While building a mobile test execution system (Appium-based) at work, I frequently want to experiment with and verify the behavior of Appium or the AUT (application under test). Exploring how to swipe in order to achieve a stable amount of scrolling, investigating the differences in startup time across simulator versions, checking what accessibility IDs are available on a particular screen, and so on and so forth.
Appium is a client-server architecture system, so to use it you first have to start up the server. To do that, you also need to install Appium and the necessary drivers (and, going further, Node.js as a prerequisite, as well as setting up Xcode and Android Studio). Well, that's fine. Next is the client side, where you typically write a script in some language to connect to the server and implement the automation steps. This becomes one hurdle. To establish an Appium session, you have to specify a group of parameters called capabilities, and if you can't write these correctly, you can't even get started in the first place. There's also a GUI client called Appium Inspector, but since it's just a simple wrapper around the protocol, it doesn't reduce the knowledge required to use it. You have to specify all of the capabilities by hand. These can, of course, be reused once you've got them established, but when all you want to do is run a tap or swipe on the app, having to start up the server and prepare a throwaway script every single time is still a pain.

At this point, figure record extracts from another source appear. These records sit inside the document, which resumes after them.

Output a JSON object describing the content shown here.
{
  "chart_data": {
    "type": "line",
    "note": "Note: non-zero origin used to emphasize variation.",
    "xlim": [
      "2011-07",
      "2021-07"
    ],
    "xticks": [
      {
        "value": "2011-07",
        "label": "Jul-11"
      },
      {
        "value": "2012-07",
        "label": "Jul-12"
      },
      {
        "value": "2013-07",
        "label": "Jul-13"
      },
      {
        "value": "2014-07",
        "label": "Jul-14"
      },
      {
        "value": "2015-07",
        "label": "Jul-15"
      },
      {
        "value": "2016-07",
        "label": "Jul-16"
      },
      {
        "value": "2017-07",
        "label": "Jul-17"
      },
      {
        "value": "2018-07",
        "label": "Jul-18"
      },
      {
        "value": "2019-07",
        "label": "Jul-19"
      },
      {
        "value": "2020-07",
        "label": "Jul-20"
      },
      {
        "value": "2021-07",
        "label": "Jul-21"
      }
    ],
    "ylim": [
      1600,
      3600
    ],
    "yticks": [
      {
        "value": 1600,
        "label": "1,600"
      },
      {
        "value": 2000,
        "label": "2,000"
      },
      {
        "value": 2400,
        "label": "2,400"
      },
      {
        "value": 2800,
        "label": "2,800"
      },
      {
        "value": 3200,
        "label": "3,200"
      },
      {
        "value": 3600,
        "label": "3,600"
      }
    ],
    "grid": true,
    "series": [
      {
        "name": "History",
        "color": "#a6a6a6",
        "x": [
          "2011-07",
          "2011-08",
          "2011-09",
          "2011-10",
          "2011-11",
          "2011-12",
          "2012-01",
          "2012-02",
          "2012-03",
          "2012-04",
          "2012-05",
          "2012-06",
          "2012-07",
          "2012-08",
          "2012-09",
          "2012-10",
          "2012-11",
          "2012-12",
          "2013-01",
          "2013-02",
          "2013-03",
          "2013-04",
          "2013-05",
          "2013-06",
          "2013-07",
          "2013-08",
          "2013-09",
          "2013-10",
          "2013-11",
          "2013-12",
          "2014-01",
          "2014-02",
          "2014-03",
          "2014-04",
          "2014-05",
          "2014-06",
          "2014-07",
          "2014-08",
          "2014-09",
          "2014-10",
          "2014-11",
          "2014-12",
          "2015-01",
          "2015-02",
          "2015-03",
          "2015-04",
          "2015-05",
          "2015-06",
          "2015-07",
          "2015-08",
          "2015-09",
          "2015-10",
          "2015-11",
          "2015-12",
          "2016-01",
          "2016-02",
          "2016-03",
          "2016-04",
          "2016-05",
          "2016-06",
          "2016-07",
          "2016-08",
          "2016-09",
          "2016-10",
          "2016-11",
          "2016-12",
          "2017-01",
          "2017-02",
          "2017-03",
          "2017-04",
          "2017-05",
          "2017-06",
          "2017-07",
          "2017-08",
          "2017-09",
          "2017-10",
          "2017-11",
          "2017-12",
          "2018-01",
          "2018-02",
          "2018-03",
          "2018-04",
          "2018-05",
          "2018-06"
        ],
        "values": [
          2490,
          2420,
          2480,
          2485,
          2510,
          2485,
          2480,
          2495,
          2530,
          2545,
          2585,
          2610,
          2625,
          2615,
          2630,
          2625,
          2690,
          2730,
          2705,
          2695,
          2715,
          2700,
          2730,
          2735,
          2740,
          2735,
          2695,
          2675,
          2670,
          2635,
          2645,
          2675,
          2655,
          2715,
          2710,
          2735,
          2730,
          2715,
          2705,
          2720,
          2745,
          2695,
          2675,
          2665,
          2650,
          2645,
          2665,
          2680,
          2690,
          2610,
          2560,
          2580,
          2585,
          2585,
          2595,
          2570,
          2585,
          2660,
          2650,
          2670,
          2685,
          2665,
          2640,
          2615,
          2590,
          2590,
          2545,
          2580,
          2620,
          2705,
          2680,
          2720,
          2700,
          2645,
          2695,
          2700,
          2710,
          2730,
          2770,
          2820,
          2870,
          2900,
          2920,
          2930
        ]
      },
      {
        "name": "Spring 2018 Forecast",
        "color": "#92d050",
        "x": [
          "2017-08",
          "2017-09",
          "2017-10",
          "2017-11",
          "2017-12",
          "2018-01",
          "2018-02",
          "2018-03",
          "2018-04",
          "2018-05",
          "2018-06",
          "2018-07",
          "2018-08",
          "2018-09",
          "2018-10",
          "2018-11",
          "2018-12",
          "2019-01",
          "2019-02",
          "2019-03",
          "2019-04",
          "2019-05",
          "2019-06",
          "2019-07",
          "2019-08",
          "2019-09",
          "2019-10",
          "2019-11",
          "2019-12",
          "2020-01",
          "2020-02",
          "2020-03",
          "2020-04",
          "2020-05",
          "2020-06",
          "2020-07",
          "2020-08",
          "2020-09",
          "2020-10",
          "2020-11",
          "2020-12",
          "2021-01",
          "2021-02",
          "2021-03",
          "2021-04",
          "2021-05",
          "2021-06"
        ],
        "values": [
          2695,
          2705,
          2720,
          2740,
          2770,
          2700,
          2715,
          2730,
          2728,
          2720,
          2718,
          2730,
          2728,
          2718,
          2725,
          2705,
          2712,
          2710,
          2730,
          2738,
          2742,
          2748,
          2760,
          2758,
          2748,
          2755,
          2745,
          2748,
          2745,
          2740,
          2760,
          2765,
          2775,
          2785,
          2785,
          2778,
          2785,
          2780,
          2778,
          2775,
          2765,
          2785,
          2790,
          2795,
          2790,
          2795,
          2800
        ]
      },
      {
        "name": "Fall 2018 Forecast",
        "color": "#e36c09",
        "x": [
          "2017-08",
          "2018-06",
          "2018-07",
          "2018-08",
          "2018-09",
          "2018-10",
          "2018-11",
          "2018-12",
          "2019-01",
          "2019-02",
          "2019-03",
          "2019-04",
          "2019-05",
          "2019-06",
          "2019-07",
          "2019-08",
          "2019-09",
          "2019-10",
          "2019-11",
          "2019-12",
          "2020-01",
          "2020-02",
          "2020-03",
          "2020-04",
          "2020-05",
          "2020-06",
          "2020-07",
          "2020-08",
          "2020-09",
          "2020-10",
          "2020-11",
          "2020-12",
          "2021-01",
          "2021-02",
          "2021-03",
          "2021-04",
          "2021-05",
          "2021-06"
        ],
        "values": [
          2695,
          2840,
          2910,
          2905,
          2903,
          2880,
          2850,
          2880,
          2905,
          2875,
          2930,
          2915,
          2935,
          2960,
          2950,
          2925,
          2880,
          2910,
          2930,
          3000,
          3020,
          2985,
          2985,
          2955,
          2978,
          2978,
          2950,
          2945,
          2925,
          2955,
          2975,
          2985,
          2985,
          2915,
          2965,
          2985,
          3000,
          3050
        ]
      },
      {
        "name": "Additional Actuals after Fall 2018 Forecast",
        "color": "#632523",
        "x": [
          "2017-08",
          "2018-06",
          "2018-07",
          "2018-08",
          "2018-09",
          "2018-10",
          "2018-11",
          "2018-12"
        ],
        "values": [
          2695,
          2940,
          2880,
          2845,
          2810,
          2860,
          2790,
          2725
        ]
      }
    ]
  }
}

So I built a command-line tool to make Appium as easy to use as humanly possible. Its name is aco (Appium Command-line Operator).
https://www.npmjs.com/package/@tai2/aco
How easy? You only have to specify the platform and the build file, and you can already start a session.
aco session start --platform ios --app /tmp/MyApp.app
The key point is that it starts the server in the background and builds the capabilities appropriately for you, so you can get things running without knowing the exact format. And once the session has started, you can already send commands.
aco tap --x 100 --y 200
Here's the second point. Session information is saved to a file, so you don't need to specify a session ID or anything like that. The most recently started session is automatically selected (if there are multiple sessions, you can also specify one via a parameter).
Since the main purpose is to try out various Appium features, I designed the commands comprehensively so that all of Appium's features can be accessed via the CLI, and I also provided an escape hatch to make that coverage complete. All of the extension commands specific to XCUITestDriver and UIAutomator2Driver can be accessed under the aco io and aco android subcommands as well. On top of that, I prepared several features that are convenient for operating the app from the CLI. For example, using aco elements, you can list all of the labeled elements currently on the screen along with the selectors for accessing those elements.
$ aco elements
#0 android.widget.TextView "VoicePost"
selector: -android uiautomator:new UiSelector().text("VoicePost")
rect: 32,101 183x54
#1 android.view.ViewGroup "Open settings"
selector: accessibility id:Open settings
rect: 1000,102 48x51
#2 android.widget.TextView ""
selector: -android uiautomator:new UiSelector().text("")
rect: 1000,102 48x51
#3 android.view.ViewGroup "Start recording"
selector: accessibility id:Start recording
rect: 350,378 380x380
#4 android.widget.TextView ""
selector: -android uiautomator:new UiSelector().text("")
rect: 431,455 218x225
#5 android.widget.TextView "00:00"
selector: -android uiautomator:new UiSelector().text("00:00")
rect: 473,880 121x64
#6 android.view.ViewGroup "Start recording"
selector: accessibility id:Start recording
rect: 331,984 419x120
#7 android.widget.TextView "Start recording"
selector: -android uiautomator:new UiSelector().text("Start recording")
rect: 435,1016 267x56
You can just pass the displayed selector directly to the --selector parameter.
aco tap --selector 'accessibility id:Start recording'
Also, by using the --xpath parameter of the aco source command, you can filter the page source with xpath.
aco source --xpath '//XCUIElementTypeButton[@name="Login"]'
I also built a plugin for Claude Code, so you can do mobile automation using Claude Code too. Once you install the plugin, you should be able to just describe in natural language what you want to automate, and it'll do it for you (probably… maybe…).
claude plugin marketplace add tai2/aco
claude plugin install aco@aco
I designed it on the assumption that the Appium server itself is installed in the user's own environment, and that aco simply makes use of it. Somehow it felt like people doing mobile automation might want to use what's already in their own environment as-is, and bundling the entire Appium server and driver set into aco and distributing them together seemed like it would be too big — but in terms of making setup even easier, it might be fine to include those as well (it's a few hundred MB, though…).
As you can tell from the commit log, I built the whole thing with Claude Code. If I'd had to write all of it from scratch myself, there's a chance I wouldn't have acted on the idea even after coming up with it, so being able to quickly turn an idea into something real — I think we've come into a good era.